O recurso foi interposto com fundamento na alínea "a" do permissivo constitucional.
O acórdão recorrido ficou assim ementado:
RECURSO INOMINADO. PRIMEIRA TURMA RECURSAL DA FAZENDA PÚBLICA. ESTADO DO RIO GRANDE DO SUL. SERVIDOR ESTADUAL. CONTRATO TEMPORÁRIO. PAGAMENTO DO FGTS. POSSIBILIDADE. MATÉRIA OBJETO DE INCIDENTE DE UNIFORMIZAÇÃO. IUJ N.º 71007787237. PARTE AUTORA NÃO FAZ JUS AO RECEBIMENTO. DANO MORAL NÃO CONFIGURADO. SENTENÇA DE IMPROCEDÊNCIA CONFIRMADA POR SEUS PRÓPRIOS E JURÍDICOS FUNDAMENTOS. RECURSO INOMINADO DESPROVIDO.
Opostos os embargos de declaração, foram rejeitados.
No recurso extraordinário sustenta-se violação do(s) art.(s) 37, IX, da Constituição Federal.
Decido.
Analisados os autos, colhe-se do voto condutor do acórdão atacado a seguinte fundamentação:
[...]
Em análise ao caso trazido para desate, impende dispor que, conforme consta na ficha funcional juntada aos autos do processo de origem (evento 2, DOC56), a parte autora foi admitida, por meio de contratação temporária, na data de 07/11/2011, com renovações sucessivas do contrato até 25/08/2015, período inferior a 5 (cinco) anos.
Fora isso, quanto à irresignação da parte autora acerca do dano moral, esta não merece agasalho, uma vez que inexisti conduta ilícita, inviável o arbitramento da postulada indenização por dano moral. [...]
Conforme análise dos autos, a demandante foi contratada em caráter emergencial, regido pela CLT, para exercer a função de Técnico em Informática, nos termos da Lei Estadual nº 13.705/2011, na data de 07/11/2011, sendo que, após prorrogações - por autorização expressa de leis estaduais posteriores -, teve seu contrato encerrado, em 25/08/2015. [...]

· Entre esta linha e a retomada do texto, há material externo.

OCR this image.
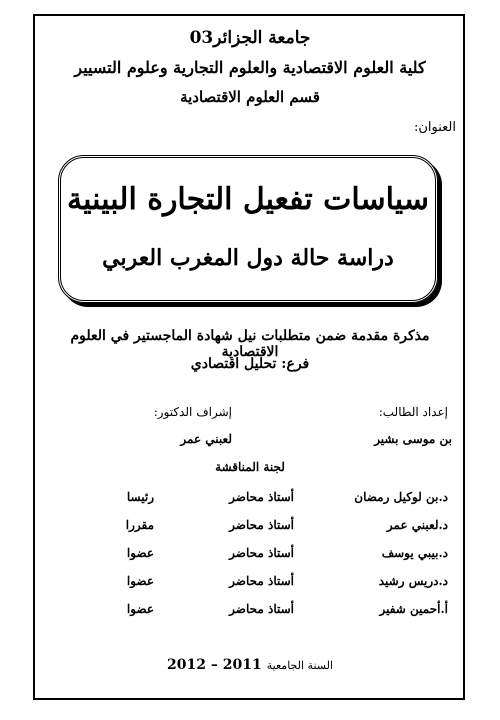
جامعة الجزائر03
كلية العلوم الاقتصادية والعلوم التجارية وعلوم التسيير
قسم العلوم الاقتصادية
العنوان:
سياسات تفعيل التجارة البينية
دراسة حالة دول المغرب العربي
مذكرة مقدمة ضمن متطلبات نيل شهادة الماجستير في العلوم الاقتصادية
فرع: تحليل اقتصادي
إعداد الطالب:
إشراف الدكتور:
بن موسى بشير
لعبني عمر
لجنة المناقشة
د.بن لوكيل رمضان
أستاذ محاضر
رئيسا
د.لعبني عمر
أستاذ محاضر
مقررا
د.بيبي يوسف
أستاذ محاضر
عضوا
د.دريس رشيد
أستاذ محاضر
عضوا
أ.أحمين شفير
أستاذ محاضر
عضوا
السنة الجامعية 2011 – 2012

Sendo um contrato emergencial/temporário, a permanência do servidor no cargo estaria condicionada à manutenção da necessidade temporária de excepcional interesse público, cujo juízo depende de critérios de oportunidade e conveniência da Administração. O contrato temporário não oportuniza nenhum vínculo de estabilidade ou efetividade entre a parte demandante e a Administração Pública, a qual pode extinguir o contrato firmado em prol dos interesses da coletividade.
As contratações emergenciais têm cunho precário e temporário, não resta qualquer estabilidade referente ao cargo, e também não se aplica à espécie quaisquer questões decididas na esfera trabalhista, a multa de 40%, aviso prévio, bem como as multas previstas nos arts. 467 e 477 da CLT. Se os funcionários concursados não possuem direito à FGTS e às verbas rescisórias, os contratados emergencialmente tampouco o terão, sob pena de serem tratados com direitos mais amplos do que os servidores que se submeteram a regular concurso público.
In casu, consoante se observa nos documentos acostados na contestação e inicial, o contrato da parte autora, repito, perdurou por menos de 5 anos, isto é, de 07/11/2011 a 25/08/2015 não se enquadrando, portanto, nas diretrizes fixadas no Incidente de Uniformização de Jurisprudência.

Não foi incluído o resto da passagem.